来源:百度文库 编辑:九乡新闻网 时间:2024/05/04 06:34:19



  大千世界

  大千世界诸比丘!尔所周罗一千世界,是名第二中千世界。诸比丘!如此第二中千世界。以为一数,复满千界,是名三千大千世界。——《起世经》从敏督利台风水灾谈起敏督利(大陆译作“蒲公英”)台风既过,西南气流方来,带来了丰沛的雨量,正想着今年可不再缺水了。但真没想到山洪暴发、土石流肆虐乱窜,淹没了田园庄舍、吞噬了百姓生灵,哀鸿遍野,呼天者有之,呛地者有之,但看官员视察,来来去去,是又奈何?想想上个月妈祖金身裂碎,果真应了符谶,令人既惊且惧,宁不骇然!土石流、土石流,“土石”原是固结于下,作为“水”之负荷承载,正因为“土石”的稳固,才能“顺水成流”。
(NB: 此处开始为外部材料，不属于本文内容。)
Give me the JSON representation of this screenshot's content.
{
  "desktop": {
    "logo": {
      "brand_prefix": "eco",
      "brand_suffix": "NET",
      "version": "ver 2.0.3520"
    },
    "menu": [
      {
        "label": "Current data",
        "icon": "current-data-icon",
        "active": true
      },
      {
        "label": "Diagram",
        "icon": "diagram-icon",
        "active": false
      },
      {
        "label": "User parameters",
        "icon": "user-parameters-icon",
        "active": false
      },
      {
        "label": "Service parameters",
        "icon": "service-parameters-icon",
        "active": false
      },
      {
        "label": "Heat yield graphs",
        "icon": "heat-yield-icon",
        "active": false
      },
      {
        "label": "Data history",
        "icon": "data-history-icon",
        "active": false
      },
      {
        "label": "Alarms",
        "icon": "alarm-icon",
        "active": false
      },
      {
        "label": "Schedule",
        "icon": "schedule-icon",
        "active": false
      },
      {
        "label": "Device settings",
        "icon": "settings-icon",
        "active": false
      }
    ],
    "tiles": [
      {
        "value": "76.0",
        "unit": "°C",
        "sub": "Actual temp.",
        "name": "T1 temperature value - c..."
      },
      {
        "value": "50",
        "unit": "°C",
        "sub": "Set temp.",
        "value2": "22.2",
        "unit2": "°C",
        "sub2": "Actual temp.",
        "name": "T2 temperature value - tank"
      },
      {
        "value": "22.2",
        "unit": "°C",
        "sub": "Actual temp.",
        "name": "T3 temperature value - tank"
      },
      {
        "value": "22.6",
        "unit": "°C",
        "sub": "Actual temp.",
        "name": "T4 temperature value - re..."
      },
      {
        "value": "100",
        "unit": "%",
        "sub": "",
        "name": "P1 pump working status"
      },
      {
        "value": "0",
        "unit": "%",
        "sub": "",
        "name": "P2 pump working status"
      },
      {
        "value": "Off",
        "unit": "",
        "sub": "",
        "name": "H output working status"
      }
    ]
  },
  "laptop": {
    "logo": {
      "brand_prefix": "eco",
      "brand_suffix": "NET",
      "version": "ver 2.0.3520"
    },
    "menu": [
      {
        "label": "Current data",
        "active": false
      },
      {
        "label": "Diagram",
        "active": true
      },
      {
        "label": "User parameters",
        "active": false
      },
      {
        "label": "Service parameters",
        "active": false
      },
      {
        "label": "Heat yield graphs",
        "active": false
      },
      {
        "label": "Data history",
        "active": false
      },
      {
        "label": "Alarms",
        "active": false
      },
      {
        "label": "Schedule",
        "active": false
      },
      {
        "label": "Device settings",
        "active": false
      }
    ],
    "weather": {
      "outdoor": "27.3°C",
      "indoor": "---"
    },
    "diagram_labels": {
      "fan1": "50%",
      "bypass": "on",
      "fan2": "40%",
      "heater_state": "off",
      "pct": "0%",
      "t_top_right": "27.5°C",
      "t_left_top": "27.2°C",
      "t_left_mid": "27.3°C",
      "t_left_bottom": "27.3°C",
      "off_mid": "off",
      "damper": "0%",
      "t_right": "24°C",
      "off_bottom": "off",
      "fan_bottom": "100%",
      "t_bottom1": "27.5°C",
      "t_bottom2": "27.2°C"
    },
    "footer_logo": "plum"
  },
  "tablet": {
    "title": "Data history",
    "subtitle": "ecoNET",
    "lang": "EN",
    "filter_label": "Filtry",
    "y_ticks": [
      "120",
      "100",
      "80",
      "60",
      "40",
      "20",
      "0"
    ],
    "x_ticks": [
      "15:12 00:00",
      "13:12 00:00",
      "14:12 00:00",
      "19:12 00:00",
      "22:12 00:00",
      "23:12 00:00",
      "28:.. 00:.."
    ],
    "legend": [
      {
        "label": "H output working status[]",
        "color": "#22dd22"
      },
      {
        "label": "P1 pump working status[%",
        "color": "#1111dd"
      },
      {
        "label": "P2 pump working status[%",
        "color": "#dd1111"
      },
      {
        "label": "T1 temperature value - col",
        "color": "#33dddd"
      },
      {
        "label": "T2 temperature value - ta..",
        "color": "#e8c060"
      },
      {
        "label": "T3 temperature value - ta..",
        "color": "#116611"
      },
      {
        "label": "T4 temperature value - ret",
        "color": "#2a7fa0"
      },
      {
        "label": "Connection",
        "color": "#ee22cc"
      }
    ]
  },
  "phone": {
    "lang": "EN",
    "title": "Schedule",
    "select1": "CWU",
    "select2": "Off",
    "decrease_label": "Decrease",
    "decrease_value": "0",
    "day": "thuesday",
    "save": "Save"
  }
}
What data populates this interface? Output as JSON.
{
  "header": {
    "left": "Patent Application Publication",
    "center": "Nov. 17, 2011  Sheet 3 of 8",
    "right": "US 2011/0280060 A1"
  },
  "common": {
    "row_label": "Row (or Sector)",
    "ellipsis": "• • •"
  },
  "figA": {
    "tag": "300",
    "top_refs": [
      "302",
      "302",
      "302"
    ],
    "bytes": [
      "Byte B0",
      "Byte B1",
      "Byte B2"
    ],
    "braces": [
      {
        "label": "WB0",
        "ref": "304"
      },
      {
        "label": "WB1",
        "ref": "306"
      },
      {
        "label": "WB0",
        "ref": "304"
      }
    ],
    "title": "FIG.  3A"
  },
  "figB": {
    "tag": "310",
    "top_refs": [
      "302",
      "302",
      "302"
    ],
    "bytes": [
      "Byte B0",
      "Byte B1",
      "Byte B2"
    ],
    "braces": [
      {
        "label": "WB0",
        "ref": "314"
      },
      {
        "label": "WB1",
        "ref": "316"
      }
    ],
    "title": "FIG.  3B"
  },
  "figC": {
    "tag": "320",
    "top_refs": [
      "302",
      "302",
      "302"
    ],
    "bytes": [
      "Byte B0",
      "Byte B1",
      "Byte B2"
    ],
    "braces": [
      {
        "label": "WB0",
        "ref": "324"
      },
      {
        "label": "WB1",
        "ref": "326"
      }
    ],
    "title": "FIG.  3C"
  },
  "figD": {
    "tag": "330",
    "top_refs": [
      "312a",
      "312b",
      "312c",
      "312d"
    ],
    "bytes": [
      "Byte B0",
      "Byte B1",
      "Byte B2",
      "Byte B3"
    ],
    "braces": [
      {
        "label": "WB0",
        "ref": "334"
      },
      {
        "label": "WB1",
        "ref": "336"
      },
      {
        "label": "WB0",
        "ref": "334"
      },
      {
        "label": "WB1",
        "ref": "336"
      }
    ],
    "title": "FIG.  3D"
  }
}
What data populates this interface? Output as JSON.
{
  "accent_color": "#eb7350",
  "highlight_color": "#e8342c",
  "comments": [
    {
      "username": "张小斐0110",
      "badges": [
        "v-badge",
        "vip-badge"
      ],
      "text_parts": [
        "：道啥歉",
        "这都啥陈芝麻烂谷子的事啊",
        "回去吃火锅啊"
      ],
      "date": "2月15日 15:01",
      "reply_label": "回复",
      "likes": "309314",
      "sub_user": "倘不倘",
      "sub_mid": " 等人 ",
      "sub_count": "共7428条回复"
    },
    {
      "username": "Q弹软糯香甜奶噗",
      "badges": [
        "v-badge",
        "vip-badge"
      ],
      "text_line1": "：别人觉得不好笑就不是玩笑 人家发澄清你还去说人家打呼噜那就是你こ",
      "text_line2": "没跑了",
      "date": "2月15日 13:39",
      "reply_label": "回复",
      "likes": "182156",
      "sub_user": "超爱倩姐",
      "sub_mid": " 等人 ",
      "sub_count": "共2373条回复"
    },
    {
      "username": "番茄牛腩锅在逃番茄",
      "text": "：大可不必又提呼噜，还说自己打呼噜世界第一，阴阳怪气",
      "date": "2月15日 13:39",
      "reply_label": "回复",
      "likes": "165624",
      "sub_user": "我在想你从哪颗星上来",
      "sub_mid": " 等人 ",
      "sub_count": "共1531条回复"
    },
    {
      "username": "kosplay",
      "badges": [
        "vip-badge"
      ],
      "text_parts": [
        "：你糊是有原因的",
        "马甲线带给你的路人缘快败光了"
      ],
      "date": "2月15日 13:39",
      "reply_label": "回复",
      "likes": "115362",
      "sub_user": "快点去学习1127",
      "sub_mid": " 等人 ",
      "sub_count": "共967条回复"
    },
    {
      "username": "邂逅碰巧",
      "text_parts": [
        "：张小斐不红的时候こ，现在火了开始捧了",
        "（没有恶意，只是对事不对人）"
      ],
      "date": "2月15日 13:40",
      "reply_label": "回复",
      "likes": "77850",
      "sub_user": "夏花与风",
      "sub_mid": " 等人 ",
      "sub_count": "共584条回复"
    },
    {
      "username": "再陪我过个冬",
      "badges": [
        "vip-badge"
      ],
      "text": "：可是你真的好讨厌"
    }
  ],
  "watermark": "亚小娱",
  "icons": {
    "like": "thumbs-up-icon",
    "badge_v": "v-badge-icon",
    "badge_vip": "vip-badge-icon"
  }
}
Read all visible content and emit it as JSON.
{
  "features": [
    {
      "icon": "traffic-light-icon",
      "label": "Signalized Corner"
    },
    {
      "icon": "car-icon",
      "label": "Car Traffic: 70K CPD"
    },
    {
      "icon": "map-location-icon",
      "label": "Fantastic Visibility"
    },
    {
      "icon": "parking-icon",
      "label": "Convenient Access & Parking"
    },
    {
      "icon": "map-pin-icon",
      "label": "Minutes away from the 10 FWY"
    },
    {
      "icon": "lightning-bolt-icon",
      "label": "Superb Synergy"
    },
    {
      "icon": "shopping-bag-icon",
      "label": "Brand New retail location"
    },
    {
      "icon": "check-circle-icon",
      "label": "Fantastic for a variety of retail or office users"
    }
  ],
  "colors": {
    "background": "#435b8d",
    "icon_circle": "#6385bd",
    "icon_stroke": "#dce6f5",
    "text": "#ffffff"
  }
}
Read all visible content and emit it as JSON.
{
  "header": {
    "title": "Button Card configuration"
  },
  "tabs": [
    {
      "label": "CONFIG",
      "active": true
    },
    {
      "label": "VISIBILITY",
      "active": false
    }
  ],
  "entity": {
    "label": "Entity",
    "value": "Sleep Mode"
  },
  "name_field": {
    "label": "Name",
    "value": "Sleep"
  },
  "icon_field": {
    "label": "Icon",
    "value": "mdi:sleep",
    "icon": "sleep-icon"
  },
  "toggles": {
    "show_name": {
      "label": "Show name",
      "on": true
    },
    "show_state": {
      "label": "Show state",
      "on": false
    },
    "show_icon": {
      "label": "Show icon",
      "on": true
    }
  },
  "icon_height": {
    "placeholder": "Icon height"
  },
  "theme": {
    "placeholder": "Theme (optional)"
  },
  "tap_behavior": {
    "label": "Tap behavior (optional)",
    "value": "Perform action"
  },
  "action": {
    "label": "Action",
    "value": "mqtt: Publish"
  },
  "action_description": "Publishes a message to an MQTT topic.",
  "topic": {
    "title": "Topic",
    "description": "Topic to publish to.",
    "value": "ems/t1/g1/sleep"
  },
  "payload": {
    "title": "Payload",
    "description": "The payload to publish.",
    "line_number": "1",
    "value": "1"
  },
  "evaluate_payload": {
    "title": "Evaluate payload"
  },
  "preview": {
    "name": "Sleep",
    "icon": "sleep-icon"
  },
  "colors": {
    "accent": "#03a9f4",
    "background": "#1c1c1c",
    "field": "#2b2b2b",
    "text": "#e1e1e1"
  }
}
土石稳不住、固着不了,这水当然也就不顺,它撞击着土石,而土石碍窒着水流。在这样相激相荡下,当水的撞击力超过了一定的承受力,土石不只稳不住、固不着,土石成了被水推动下的急先锋,继续往前撞击、往下淘掠,带起更多的土石。土石既多、洪水盛大,那土石流如万马奔腾、杀声震天,顿时间,庄园部落比被铁蹄践踏过的劫后,更为凄惨、更为悲凉。此天耶?人耶?

  自1999年“九二一”地震之后,台湾生态变了,不只自然生态变了,政治生态也变了,原来的“青山绿水”有的变成了“穷山恶水”,原来的“民主进步”变成了“民粹竞怖”。文化也变了,心灵也变了,原来要“保台湾以存中华文化道统”,现在却要“弃中华文化道统以独台湾”,原来强调要“质朴厚实、忠孝仁义”,现在则转而强调“机巧伶俐、奸伪巧诈”。《荀子?天论》说“天行有常,不为尧存,不为桀亡,应之以治则吉,应之以乱则凶”。这样的土石流,大自然的土石流,正应和着人间的土石流,“九二一”以后,我们并没有“应之以治”,我们当然无法得其“吉”,我们却是“应之以乱”,当然就是一个字“凶”。你看多少政治的土石流、多少文化的土石流、多少心灵的土石流,排山倒海而来!须知,天人不二,两相符应,大自然力量的反扑,土石流可真是穷凶恶极了!土石流穷凶恶极,但“土”不恶、“石”不恶、“流”亦不恶,“土石”离了固结于地的“常道”,“水”冲击着这“常道”,“常道”已失,只成了“权势”,这土石也就失去了大地的护持作用,失去了护持大地,让万万生长的力量,反而,回过头来,淘掠大地、荼毒生灵,这比起兵凶战危还来得可怕千倍万倍!老子曰,“大兵之后,必有荒年”,在大自然的“大兵”之后,这岂只是“荒年”!依“常道”来说,土石固着,护之于地,承载其水,如此成流,这“流”,或湍急、或缓细、或惊涛、或洪浩,但土石固着,常道既存,流之即过,便无问题。纵有疾风骤雨,湍流急暴,过过也就和风丽日了!不依“常道”,土石固着不住了,土石成了暴流,如何得了!生民之涂炭可知矣!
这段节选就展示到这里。